Et ces deux phrases m'ont vraiment stupéfait, deux personnes que je n'avais jamais vues, qui lisaient sans doute une liste des participants à la conférence, et qui se demandaient qui j'étais, je me suis senti tout à coup exister réellement, pas juste un objet bruyant posé sur une chaise, un vrai être humain défini par ses actes et pas seulement par son rôle, par ses papiers, par son adresse mail. Et elles se demandaient qui j'étais, et je me suis dit : qui peut se demander sur cette Terre qui je suis ? Qui peut le savoir ? La coincidence entre cette phrase anodine et la réalité de ma dépression a engendré un écho en moi.
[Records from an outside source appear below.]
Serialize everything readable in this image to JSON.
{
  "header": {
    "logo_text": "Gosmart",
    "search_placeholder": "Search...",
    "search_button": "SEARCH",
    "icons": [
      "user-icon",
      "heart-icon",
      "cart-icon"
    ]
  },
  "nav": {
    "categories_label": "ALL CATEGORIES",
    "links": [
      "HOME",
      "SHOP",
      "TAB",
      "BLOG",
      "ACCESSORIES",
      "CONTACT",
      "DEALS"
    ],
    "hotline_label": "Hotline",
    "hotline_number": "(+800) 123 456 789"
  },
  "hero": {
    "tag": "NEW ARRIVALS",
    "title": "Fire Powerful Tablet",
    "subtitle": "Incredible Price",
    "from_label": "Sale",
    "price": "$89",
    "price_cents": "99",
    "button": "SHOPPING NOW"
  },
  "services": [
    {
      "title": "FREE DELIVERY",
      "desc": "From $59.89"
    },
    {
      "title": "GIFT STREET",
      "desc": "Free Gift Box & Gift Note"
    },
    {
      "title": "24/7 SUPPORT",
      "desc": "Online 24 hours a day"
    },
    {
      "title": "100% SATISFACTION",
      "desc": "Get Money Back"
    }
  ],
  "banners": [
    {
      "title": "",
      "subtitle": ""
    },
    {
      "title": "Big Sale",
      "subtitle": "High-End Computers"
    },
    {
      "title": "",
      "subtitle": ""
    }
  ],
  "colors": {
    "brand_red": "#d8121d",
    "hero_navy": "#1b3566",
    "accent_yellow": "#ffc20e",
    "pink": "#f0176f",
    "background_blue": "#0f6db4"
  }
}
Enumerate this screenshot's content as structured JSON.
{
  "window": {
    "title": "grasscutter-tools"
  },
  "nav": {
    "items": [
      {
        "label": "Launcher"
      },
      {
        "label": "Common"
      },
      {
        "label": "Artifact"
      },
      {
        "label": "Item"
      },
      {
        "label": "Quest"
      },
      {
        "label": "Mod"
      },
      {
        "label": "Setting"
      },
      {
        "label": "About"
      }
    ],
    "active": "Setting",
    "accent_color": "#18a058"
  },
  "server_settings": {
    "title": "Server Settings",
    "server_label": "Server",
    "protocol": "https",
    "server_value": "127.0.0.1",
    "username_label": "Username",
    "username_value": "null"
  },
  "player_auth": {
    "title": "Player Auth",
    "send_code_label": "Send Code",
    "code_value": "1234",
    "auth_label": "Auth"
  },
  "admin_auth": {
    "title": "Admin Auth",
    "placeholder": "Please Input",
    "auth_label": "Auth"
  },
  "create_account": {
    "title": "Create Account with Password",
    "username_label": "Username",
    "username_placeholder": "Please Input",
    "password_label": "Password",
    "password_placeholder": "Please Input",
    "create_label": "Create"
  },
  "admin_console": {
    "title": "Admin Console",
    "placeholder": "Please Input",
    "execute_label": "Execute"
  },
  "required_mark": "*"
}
Le nom lui-même, sa sonorité familière, me paraît surprenante, tout comme je ne reconnais mon visage dans la glace qu'en faisant un réel effort d'auto-suggestion, quand tous mes sens me disent : "Ni*co*las Pa*lie*rne, ce n'est pas mon nom... et ce visage qui me regarde dans les yeux, ce ne peut pas être le mien..." alors je me force, et je me convaincs à contre-coeur qu'il s'agit bien de mon nom et que dans ce miroir il n'y a que moi.
Je crois que malgré tout j'existe à mon travail, d'une manière surprenante, loin de celle à laquelle j'aspirais, mais j'existe. Je méprisais auparavant les gens qui ne se consacraient qu'au travail, mais à présent je comprends mieux, je découvre qu'il faut se trouver là où on existe. On peut ne pas exister au sein de sa famille. On peut être transparent dans son couple, et tout seul on n'existe pas. Mais à mon travail, j'ai la sensation d'être réel, d'être opaque, d'effectuer des actions qui ont des conséquences sur la vie des gens. Curieusement, il s'agit là d'un pouvoir que je crois n'avoir jamais eu auparavant ; il s'agit d'un pouvoir grisant mais effrayant en même temps, le pouvoir de forcer un type à rester travailler jusqu'à minuit, celui de virer ou d'embaucher des prestataires. J'appuie sur la surface de leur vie.
Et les deux inconnues murmurent, en un souffle, "qui est Ni*co*las Pa*lie*rne ?" et je voudrais tant avoir quelque chose de fort à leur répondre, quelque chose d'intelligent, de profond, mais comme je ne suis rien de tout ça, je dis juste, à voix haute, et tous les participants à la conférence l'entendent nettement :
"Ni*co*las Pa*lie*rne, c'est moi."
Et je me suis senti particulièrement inexistant.